Never has a Cup of Excellence international jury altogether scored any coffee a perfect 100. At the Brazil CoE competition last October, however, a single juror, Silvio Leite, did give a 100 score to the coffee that turned out to be the #1 prizewinner. The coffee that garnered the top prize at 92.23 points hailed from farmer André Luis Aguila Ribeiro of the Pai e Filho farm. This coffee finished just slightly above #2 at 92.15. Silvio is one of the best cuppers I know, and this particular competition, in my opinion, had a strong, unified jury with exceptional ability.
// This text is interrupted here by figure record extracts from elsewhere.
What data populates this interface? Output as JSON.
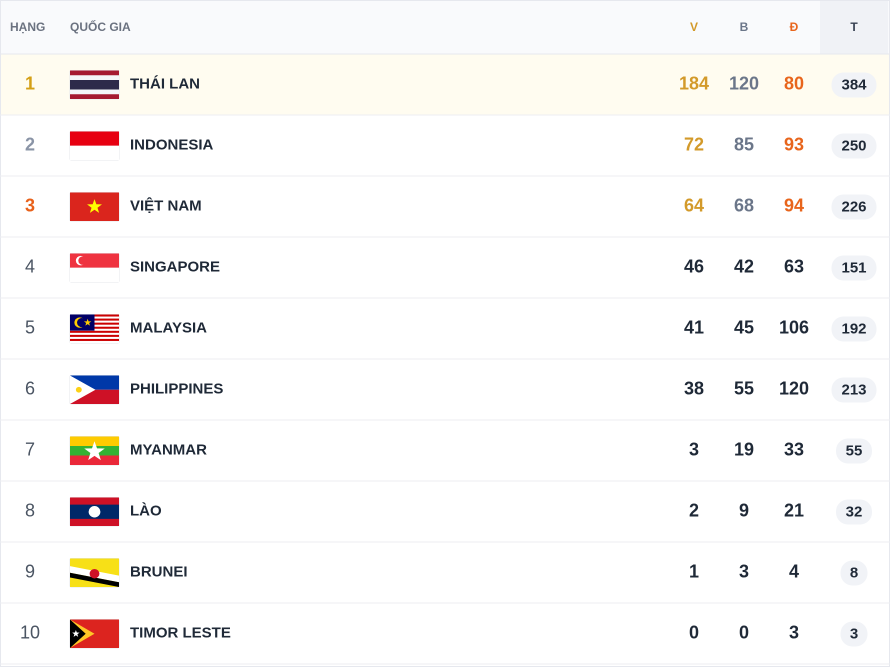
{
  "header": {
    "rank": "HẠNG",
    "country": "QUỐC GIA",
    "gold": "V",
    "silver": "B",
    "bronze": "Đ",
    "total": "T"
  },
  "rows": [
    {
      "rank": 1,
      "country": "THÁI LAN",
      "gold": 184,
      "silver": 120,
      "bronze": 80,
      "total": 384
    },
    {
      "rank": 2,
      "country": "INDONESIA",
      "gold": 72,
      "silver": 85,
      "bronze": 93,
      "total": 250
    },
    {
      "rank": 3,
      "country": "VIỆT NAM",
      "gold": 64,
      "silver": 68,
      "bronze": 94,
      "total": 226
    },
    {
      "rank": 4,
      "country": "SINGAPORE",
      "gold": 46,
      "silver": 42,
      "bronze": 63,
      "total": 151
    },
    {
      "rank": 5,
      "country": "MALAYSIA",
      "gold": 41,
      "silver": 45,
      "bronze": 106,
      "total": 192
    },
    {
      "rank": 6,
      "country": "PHILIPPINES",
      "gold": 38,
      "silver": 55,
      "bronze": 120,
      "total": 213
    },
    {
      "rank": 7,
      "country": "MYANMAR",
      "gold": 3,
      "silver": 19,
      "bronze": 33,
      "total": 55
    },
    {
      "rank": 8,
      "country": "LÀO",
      "gold": 2,
      "silver": 9,
      "bronze": 21,
      "total": 32
    },
    {
      "rank": 9,
      "country": "BRUNEI",
      "gold": 1,
      "silver": 3,
      "bronze": 4,
      "total": 8
    },
    {
      "rank": 10,
      "country": "TIMOR LESTE",
      "gold": 0,
      "silver": 0,
      "bronze": 3,
      "total": 3
    }
  ]
}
A 100 pt score by even a single juror is an exceedingly rare event. Silvio has been a head judge since CoE’s inception in 1999; it was the first time he gave 100 points to a coffee. A coffee has to be remarkable to be a Presidential winner by getting 90 or over points. Some CoE competitions have no scores of 90 or over.

Juries are composed of twenty-four jurors from around the world. While they are often in overall agreement about the great ones, there are always variations in the scoring. I think the highest score ever given by a jury was around 96 – which is amazing, given its diversity. A 96 given by one jury in one country may not be the equal of a coffee given a 92 in another competition at another time by a different jury. Every international jury has its team of cuppers with their experiences, their preferences, and their customers’ preferences.

Juries vary quite a bit. For the first time a Cup of Excellence (CoE) jury cupped randomly ordered Pulped Naturals, Naturals and Anaerobic Natural processed lots on the same tables. In the past, the competitions separated the processes to allow jurors to compare “apples to apples.” I frankly expected the Anaerobic Natural and Natural coffees to crush the more delicate, far less fruity Pulped Naturals. But more subtle traditional Pulped Naturals held their own, taking 3rd, 7th and 9th place in the top ten.

Jurors at a CoE event cup 10 coffees at a time, spending 45 minutes in verbal silence and inchoate slurping from hot to room temperature. They then go into a separate room and compare scores and notes while the next set of tables are prepared. Not all juries agree. A few years ago, there were a few juries that became very divided between those wanting coffees with classical, clean flavors and those preferring wildly fruity cups. My recent Brazil experience makes me think we are evolving for the better as we learn from each other and discover facets in our examinations and discussions that broaden our appreciation.